The System Design Interview Framework
A Repeatable Framework
The biggest mistake candidates make is jumping straight to boxes and arrows. Use a structured method so you never freeze. A common one is RESHADED — but you can use any consistent flow:
1. Requirements (5 min)
Clarify scope out loud. Nail down:
- Functional: the 2–3 core features (ignore the rest).
- Non-functional: scale, latency, availability, consistency needs.
- Constraints: read-heavy or write-heavy? Global or regional?
Ask questions. Interviewers want you to narrow the problem.
2. Estimation (5 min)
Do back-of-the-envelope math: DAU → QPS → storage → bandwidth. This drives every later decision (do we need sharding? a CDN? a cache?).

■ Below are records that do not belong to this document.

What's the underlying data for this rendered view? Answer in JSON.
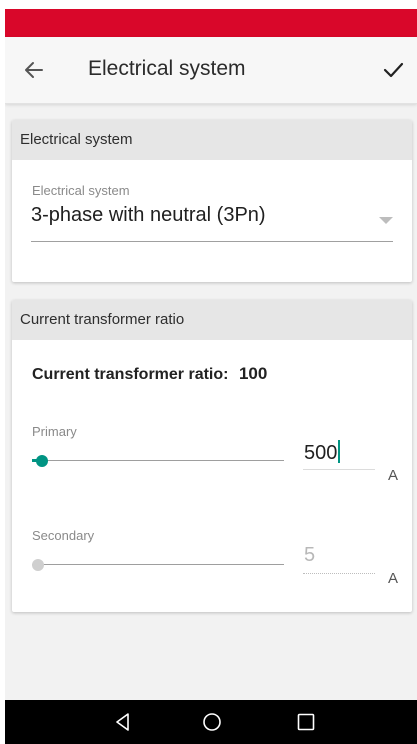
{
  "colors": {
    "status_bar": "#d9072a",
    "accent": "#009483",
    "nav_bar": "#000000"
  },
  "app_bar": {
    "title": "Electrical system",
    "back_icon": "back-arrow-icon",
    "confirm_icon": "checkmark-icon"
  },
  "electrical_card": {
    "header": "Electrical system",
    "field_label": "Electrical system",
    "selected_value": "3-phase with neutral (3Pn)",
    "dropdown_icon": "dropdown-triangle-icon"
  },
  "ct_card": {
    "header": "Current transformer ratio",
    "ratio_label": "Current transformer ratio:",
    "ratio_value": "100",
    "primary": {
      "label": "Primary",
      "value": "500",
      "unit": "A",
      "slider_fraction": 0.04
    },
    "secondary": {
      "label": "Secondary",
      "value": "5",
      "unit": "A",
      "slider_fraction": 0.0
    }
  },
  "nav_bar": {
    "icons": [
      "back-triangle-icon",
      "home-circle-icon",
      "recents-square-icon"
    ]
  }
}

3. High-level design (10 min)
Draw the major components and how a request flows through them: client → load balancer → service → cache → database. Keep it simple first.
4. Deep dive (15 min)
The interviewer picks a component to drill into. Be ready to detail:
- The data model and API.
- How you partition/shard data.
- Caching strategy and invalidation.
- Failure handling and bottlenecks.
5. Wrap up (5 min)
Name the bottlenecks, the trade-offs you made, and what you'd improve with more time.
A reusable checklist
- Read/write ratio identified
- Single points of failure removed
- Data partitioning strategy chosen
- Caching layer justified
- Consistency model stated explicitly
- Monitoring / metrics mentioned
Memorise the flow, not a specific answer. The flow is what keeps you calm.